Regex for parsing HTML tables?

Question

I already tried a lot of different regex but couldn't find the solution.

I need a regex to find:

<tr>
    <td>XYZ</td>
    <td>XYZ</td>
</tr>
<tr>
    <td>XYZ</td>
</tr>
<tr>
    <td>XYZ</td>
</tr>

This is what I have so far:

<tr>\s*<td.*?>(.*?)</td>\s*<td.*?>(.*?)</td>\s*</tr>(\s*<tr>\s*<td>.*?</td>\s*</tr>)*

So the first <tr> block must contain two <td> tags and all following (0 or many) <tr> tags must only contain 1 <td> tag.

Thanks a lot in advance.

@Andreas Yeah I know but it's a task for a uni and we must use regex. Usually I do it with a HTML parser :( — Peter Software, Nov 18 '19 at 20:34
Please show whoever give you such task those questions/answers: https://stackoverflow.com/questions/1732348/regex-match-open-tags-except-xhtml-self-contained-tags/1732454#1732454, [Can you provide some examples of why it is hard to parse XML and HTML with a regex?](https://stackoverflow.com/q/701166), [Using regular expressions to parse HTML: why not?](https://stackoverflow.com/q/590747). — Pshemo, Nov 18 '19 at 20:35
But just for "fun", lets work on this regex. What problems you are facing? What do you have so far? — Pshemo, Nov 18 '19 at 20:41
@Pshemo My regex looks like this so far: `(.*?(.*?)){2}.*?(.*?.*?(.*?).*?)*?` — Peter Software, Nov 18 '19 at 20:45
Dot `.` can't by default match line separators like `\r` or `\n`. To let it match them via `.*` compile your regex with `DOTALL` flag like `Pattern p = Pattern.compile(yourRegex, Pattern.DOTALL);`. Also last `?` causes last rows to not be matched since `?` makes `*` reluctant. Consider removing it. — Pshemo, Nov 18 '19 at 20:52
OR don't use dot in `.*` at all. If you want to match line separator just use `\R` instead, or `\s` which will also match other whitespaces like tabs. Using `.*` will also match extra `...`. — Pshemo, Nov 18 '19 at 20:54
@Pshemo Yep, I used DOTALL and MULTILINE as flags. I updated the regex to: `\s*(.*?)\s*(.*?)\s*(\s*\s*.*?\s*)*` but it's still not working. — Peter Software, Nov 18 '19 at 21:03
How are you using this regex? Can you provide some code example? Can you include link to it like on https://ideone.com/? — Pshemo, Nov 18 '19 at 21:30
@Pshemo Here 2 files combined: https://hastebin.com/noqovupame.java The input file is this page locally: https://de.wikipedia.org/wiki/Liste_von_Comicverfilmungen — Peter Software, Nov 18 '19 at 21:43
What is the **actual** content you are getting via `String allMoviesEnumeration = scanner.next();`? Can you post it, or preferably its fragment which will let us see actual data you are parsing along with expected results? — Pshemo, Nov 18 '19 at 22:15
OK so what is the expected output you want to get, and what you see instead? — Pshemo, Nov 18 '19 at 22:58
[Parsing HTML with regex is a hard job](https://stackoverflow.com/a/4234491/372239) HTML and regex are not good friends. Use a parser, it is simpler, faster and much more maintainable. — Toto, Nov 19 '19 at 12:38

Hassan Ibraheem · Answer 1 · 2019-11-19T04:41:03.357

-1

This is the regex format for extracting HTML tables from web-page source code:

(?is)<tr.*?>.*?(?:<td.*?>(.*?)<\/td>\s*)(?=(?:<td.*?>(.*?)<\/td>)?).*?<\/tr>

you can apply the above format in any programming language. it depends on how dose the used language deal with regex.

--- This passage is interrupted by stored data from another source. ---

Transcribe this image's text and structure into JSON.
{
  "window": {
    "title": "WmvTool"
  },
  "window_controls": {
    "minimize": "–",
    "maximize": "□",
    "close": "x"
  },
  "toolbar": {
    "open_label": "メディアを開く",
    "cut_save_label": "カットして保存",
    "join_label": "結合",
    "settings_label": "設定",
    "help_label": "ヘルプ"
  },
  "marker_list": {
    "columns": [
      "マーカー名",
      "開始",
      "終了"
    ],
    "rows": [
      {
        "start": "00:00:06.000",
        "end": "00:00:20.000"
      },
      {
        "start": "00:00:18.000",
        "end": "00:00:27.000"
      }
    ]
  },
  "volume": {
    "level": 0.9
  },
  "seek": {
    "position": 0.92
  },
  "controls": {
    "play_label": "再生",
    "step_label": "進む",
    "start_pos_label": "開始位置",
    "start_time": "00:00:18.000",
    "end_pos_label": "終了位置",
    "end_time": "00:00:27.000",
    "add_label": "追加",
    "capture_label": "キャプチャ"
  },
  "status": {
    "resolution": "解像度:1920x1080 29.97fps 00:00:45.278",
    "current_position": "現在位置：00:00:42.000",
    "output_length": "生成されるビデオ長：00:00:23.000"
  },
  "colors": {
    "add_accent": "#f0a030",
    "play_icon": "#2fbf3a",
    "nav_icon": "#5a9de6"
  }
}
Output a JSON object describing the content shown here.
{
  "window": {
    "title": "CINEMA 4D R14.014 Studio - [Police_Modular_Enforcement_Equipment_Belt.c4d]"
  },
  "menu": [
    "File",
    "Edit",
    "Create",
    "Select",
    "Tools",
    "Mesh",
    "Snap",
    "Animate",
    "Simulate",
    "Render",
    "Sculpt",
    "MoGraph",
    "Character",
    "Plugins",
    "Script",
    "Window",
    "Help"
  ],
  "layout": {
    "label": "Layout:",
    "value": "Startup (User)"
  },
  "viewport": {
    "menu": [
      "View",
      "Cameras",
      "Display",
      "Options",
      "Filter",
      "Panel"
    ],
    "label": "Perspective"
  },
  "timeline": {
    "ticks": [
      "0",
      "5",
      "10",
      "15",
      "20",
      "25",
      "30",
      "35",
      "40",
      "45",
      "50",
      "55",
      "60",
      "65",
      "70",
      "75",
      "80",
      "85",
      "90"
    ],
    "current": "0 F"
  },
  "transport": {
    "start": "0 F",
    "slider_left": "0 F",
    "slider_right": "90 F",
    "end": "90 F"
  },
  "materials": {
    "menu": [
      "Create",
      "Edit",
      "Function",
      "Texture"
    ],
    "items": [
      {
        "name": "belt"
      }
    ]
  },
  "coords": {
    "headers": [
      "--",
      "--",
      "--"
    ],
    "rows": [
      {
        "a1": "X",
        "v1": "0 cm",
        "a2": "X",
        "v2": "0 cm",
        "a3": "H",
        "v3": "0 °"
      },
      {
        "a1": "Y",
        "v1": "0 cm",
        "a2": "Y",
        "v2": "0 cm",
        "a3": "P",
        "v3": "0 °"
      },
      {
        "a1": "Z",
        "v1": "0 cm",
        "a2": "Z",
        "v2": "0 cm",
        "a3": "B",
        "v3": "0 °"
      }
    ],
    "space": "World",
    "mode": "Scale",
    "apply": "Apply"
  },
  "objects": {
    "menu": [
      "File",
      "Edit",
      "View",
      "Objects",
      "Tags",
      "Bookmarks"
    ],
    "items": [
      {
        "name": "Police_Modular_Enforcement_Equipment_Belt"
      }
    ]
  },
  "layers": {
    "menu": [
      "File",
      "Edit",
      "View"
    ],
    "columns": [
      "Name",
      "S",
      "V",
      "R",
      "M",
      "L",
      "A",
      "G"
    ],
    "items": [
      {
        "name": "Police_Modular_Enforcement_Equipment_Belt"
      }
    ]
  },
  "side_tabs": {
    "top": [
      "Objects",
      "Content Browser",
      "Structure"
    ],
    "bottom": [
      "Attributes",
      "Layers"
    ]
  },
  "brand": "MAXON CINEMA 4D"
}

edited Nov 19 '19 at 04:41

answered Nov 18 '19 at 20:07

Hassan Ibraheem

69
6

``? --- Why are you escaping `/`? Java regex doesn't need that. --- What is the purpose of the `(?: )` non-capturing group? – Andreas Nov 18 '19 at 20:10
This doesn't work as expected. I'm not an expert but I need to "count" the occurrences of the TD-Tags. How to implement that? – Peter Software Nov 18 '19 at 20:15

Booboo · Answer 2 · 2019-11-19T12:15:59.567

Processing HTML tags with regular expressions is problematic; one should use an HTML parse if at all possible. Let's take a simple case of recognizing (fictional) tags <a> and <b>. To keep it simple we will assume that we do not have to worry about attributes on these tags or white space. We are interested in recognizing a single <b> tag nested within an <a> tag, such as:

<a><b>1</b></a>

The "obvious" but incorrect regular expression is:

<a><b>.*?</b></a>

It will match the above example, but it will also match:

<a><b>1</b><b>2</b></a>

Even though .*? is not greedy, it is as greedy as it needs to be in an attempt to match the rest of the input against the rest of the regular expression.

You need to replace .*? with something that will not scan past the closing </b> tag:

((?!</b>).)*

This says that as long as the next characters are not the closing </b> tag, scan one more character. For good measure you might also want to ensure you do not skip over the start of another <a> tag:

((?!(<a>|</b>)).)*

So the final regex becomes:

<a><b>((?!(<a>|</b>)).)*</b></a>

Anyway, that's the approach I have taken. Consequently, the regex for the problem at hand becomes rather complicated.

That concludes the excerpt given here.